Je näher wir dem Krater kamen, desto steiler und unwegsamer wurde der Aufstieg. Zu der körperlichen Anstrengung kam noch die dünne Höhenluft. Unsere letzte Pause fand bei den ehemaligen Schutzhütten statt, die während der Kongokriege 1997 bis 2002 zerstört wurden und von denen aus wir schon einen Blick auf die neueren Hütten am Krater werfen konnten. Dabei mussten wir unseren Blick aber fast senkrecht nach oben richten denn die letzte Etappe bestand aus einem extrem steilen Abschnitt dessen Überwindung uns durch Regen zusätzlich erschwert wurde. Schon während des Aufstiegs kam uns der Weg sehr gefährlich vor, bestätigt wurde diese Vermutung, als sich ein fußballgroßer Stein am Rand des Kraters löste und den Abhang hinunterschoss. Einige von uns wurden dabei nur knapp verfehlt.
Dennoch erreichten wir alle, wenn auch mit kleinen zeitlichen Unterschieden, den Krater des Vulkans. Schon bei Tageslicht war der Lavasee sehr beeindruckend und entschädigte uns sofort für die Anstrengungen der vergangenen fünf Stunden.
Circa eine Stunde nach unserer Ankunft begaben sich die Vulkanologen mit einigen GEFAs im Anhang auf den Weg, um an verschiedenen Stellen den Austritt von CO2 zu messen. An den Stellen des Vulkans, an denen CO2 austrat, war die Luft deutlich wärmer als am Rest des Kraterrands.

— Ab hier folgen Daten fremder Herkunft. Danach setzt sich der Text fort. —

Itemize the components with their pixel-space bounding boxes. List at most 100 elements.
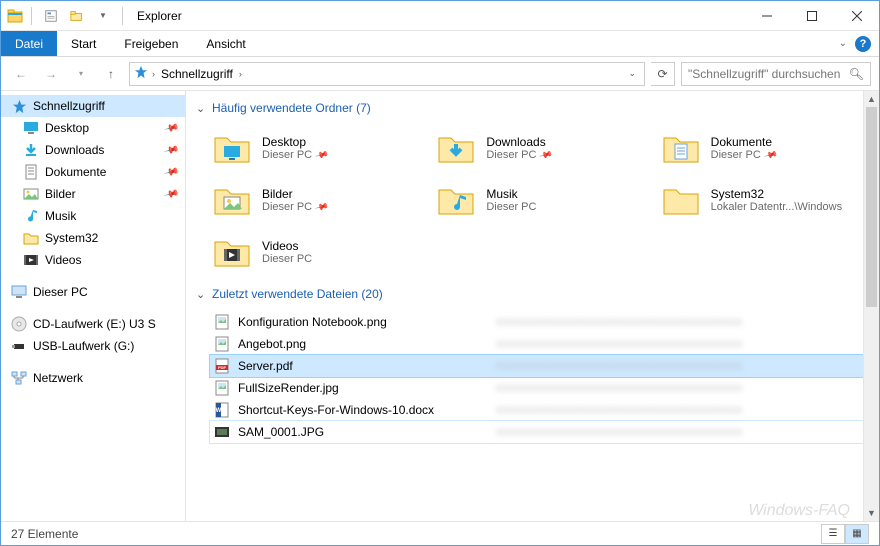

Je dunkler es wurde, desto mehr bekamen wir die Kälte zu spüren. Hinzu kam ein starkes Gewitter, sodass wir uns alle in den Hütten oder in das Zelt unseres Koches Antoine und seines Sohnes Samuel verkrochen. Durch ein herzhaftes Abendessen wurden wir dann allerdings wieder aufgewärmt und konnten uns an einem Feuer ausruhen. Frisch gestärkt begaben wir uns wieder zum Kraterrand und hofften auf einen freien Blick auf den nun in der Dunkelheit leuchtenden Lavasee. Immer wieder durchzogen Wolken den Krater, wodurch die Freude umso größer war, wenn es zwischendurch kurz aufklarte. Nach einigen Stunden und unzähligen Fotos des Lavasees zog sich der Großteil der Gruppe zum Schlafen in die Hütten zurück. Nur eine einzige Person blieb am Krater zurück, um jetzt die besten Aufnahmen präsentieren zu können: Unser Profifotograf Lukas Ebert.

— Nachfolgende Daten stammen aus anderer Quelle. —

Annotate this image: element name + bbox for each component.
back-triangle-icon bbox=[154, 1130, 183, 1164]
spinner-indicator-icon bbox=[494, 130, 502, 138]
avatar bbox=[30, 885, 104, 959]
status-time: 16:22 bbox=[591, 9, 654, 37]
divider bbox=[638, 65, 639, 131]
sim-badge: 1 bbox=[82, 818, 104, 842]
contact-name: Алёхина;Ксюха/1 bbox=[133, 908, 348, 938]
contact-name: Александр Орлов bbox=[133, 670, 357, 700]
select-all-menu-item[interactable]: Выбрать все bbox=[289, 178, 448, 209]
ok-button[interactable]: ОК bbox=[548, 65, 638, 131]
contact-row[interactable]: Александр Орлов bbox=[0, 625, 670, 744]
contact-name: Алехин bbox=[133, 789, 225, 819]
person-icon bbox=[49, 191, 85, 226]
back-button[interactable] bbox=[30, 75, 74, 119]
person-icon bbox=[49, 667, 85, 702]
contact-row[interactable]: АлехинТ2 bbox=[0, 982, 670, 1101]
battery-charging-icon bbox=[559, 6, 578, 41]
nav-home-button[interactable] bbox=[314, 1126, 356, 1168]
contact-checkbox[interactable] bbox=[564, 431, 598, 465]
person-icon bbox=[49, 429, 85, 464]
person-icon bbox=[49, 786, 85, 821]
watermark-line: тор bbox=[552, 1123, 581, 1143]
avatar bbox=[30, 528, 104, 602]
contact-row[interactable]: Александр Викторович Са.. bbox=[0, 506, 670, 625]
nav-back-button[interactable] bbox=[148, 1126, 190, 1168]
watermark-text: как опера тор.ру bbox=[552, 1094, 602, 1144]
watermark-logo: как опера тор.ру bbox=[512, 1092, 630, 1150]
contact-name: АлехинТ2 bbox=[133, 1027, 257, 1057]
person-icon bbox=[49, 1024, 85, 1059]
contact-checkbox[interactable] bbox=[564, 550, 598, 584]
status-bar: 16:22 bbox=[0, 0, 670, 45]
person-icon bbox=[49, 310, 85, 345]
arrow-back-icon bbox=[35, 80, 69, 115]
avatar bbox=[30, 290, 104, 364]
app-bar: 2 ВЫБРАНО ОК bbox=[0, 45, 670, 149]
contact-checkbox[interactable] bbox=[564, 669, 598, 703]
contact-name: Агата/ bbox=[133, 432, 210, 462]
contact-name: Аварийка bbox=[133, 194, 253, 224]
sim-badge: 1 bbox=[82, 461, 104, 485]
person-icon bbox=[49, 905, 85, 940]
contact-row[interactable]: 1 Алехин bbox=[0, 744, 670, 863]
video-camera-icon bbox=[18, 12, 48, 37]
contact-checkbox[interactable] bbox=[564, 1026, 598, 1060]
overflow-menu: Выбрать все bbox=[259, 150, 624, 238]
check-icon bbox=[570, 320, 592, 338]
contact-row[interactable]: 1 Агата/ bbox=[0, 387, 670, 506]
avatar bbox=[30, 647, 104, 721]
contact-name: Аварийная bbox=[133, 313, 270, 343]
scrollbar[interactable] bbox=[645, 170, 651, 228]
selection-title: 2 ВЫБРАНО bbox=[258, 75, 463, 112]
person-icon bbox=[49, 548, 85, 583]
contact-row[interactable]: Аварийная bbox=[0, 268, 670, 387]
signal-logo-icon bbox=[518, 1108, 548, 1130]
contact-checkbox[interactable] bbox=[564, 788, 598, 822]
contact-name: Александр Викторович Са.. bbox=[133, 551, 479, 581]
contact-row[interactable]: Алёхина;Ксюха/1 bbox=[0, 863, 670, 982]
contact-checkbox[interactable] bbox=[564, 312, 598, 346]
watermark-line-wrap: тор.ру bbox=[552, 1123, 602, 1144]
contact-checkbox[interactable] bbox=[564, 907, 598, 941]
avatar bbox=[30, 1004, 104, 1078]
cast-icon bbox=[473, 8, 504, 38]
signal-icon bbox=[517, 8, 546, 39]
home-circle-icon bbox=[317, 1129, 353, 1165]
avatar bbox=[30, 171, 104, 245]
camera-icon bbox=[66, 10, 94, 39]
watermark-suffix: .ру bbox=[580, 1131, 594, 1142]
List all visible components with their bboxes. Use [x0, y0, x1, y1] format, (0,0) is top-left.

Die gesamte Gruppe stand sehr früh auf, um den Lavasee noch einmal bei Dunkelheit und den anschließenden Sonnenaufgang bewundern zu können. Dieses Mal hatten wir großes Glück und der Blick auf den See war komplett wolkenfrei.
Nach einem kurzen und reichhaltigen Frühstück, das (wie sich später herausstellen sollte) nicht von allen ausreichend in Anspruch genommen wurde, begannen wir den Abstieg. Gerade beim ersten Abschnitt war besondere Vorsicht gefragt, weswegen wir schließlich froh waren, diesen Teil hinter uns zu haben. Dabei wussten wir noch nicht, was später auf uns zukommen sollte.

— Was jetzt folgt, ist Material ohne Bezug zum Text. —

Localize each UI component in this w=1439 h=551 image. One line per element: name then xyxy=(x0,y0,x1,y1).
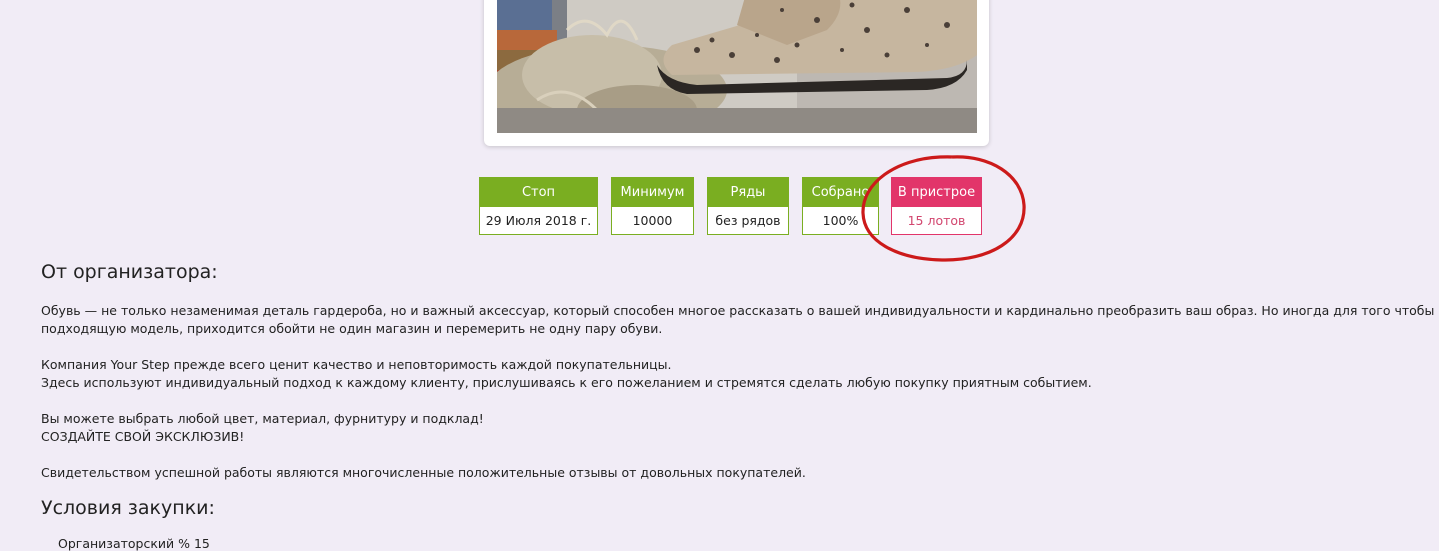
stat-rows-value: без рядов xyxy=(715,213,781,228)
stat-collected-label: Собрано xyxy=(803,178,878,207)
organizer-paragraph-2-line-2: Здесь используют индивидуальный подход к… xyxy=(41,375,1092,390)
conditions-title: Условия закупки: xyxy=(41,497,215,519)
organizer-paragraph-2-line-1: Компания Your Step прежде всего ценит ка… xyxy=(41,357,672,372)
boot-illustration xyxy=(497,0,977,133)
stat-minimum-label: Минимум xyxy=(612,178,693,207)
organizer-title: От организатора: xyxy=(41,261,218,283)
conditions-first-item: Организаторский % 15 xyxy=(58,536,210,551)
stat-stop-label: Стоп xyxy=(480,178,597,207)
stat-in-attachment[interactable]: В пристрое 15 лотов xyxy=(891,177,982,235)
organizer-paragraph-3-line-2: СОЗДАЙТЕ СВОЙ ЭКСКЛЮЗИВ! xyxy=(41,429,245,444)
organizer-paragraph-1-line-1: Обувь — не только незаменимая деталь гар… xyxy=(41,303,1439,318)
stat-rows-label: Ряды xyxy=(708,178,788,207)
stat-rows: Ряды без рядов xyxy=(707,177,789,235)
product-photo[interactable] xyxy=(497,0,977,133)
organizer-paragraph-1-line-2: подходящую модель, приходится обойти не … xyxy=(41,321,663,336)
stat-stop-value: 29 Июля 2018 г. xyxy=(485,213,592,228)
stat-in-attachment-label: В пристрое xyxy=(892,178,981,207)
organizer-paragraph-3-line-1: Вы можете выбрать любой цвет, материал, … xyxy=(41,411,484,426)
stat-minimum-value: 10000 xyxy=(632,213,673,228)
stat-minimum: Минимум 10000 xyxy=(611,177,694,235)
stat-stop-date: Стоп 29 Июля 2018 г. xyxy=(479,177,598,235)
stat-collected-value: 100% xyxy=(822,213,859,228)
product-photo-card xyxy=(484,0,989,146)
stat-in-attachment-value[interactable]: 15 лотов xyxy=(892,207,981,234)
organizer-paragraph-4: Свидетельством успешной работы являются … xyxy=(41,465,806,480)
stat-collected: Собрано 100% xyxy=(802,177,879,235)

Wir meisterten den Großteil des Abstiegs relativ zügig, wobei sich schon langsam zeigte, dass einigen Personen der Abstieg doch mehr zusetzte als wir zunächst dachten. Dank der großen Mengen an Fanta und einiger Energieriegel von Prof. Doevenspeck erreichten letztendlich alle den Treffpunkt am Fuße des Vulkans. Nicht nur mit bleibenden Erinnerungen, sondern auch mit viel Vulkangestein im Gepäck beendeten wir zwei erlebnisreiche Tage.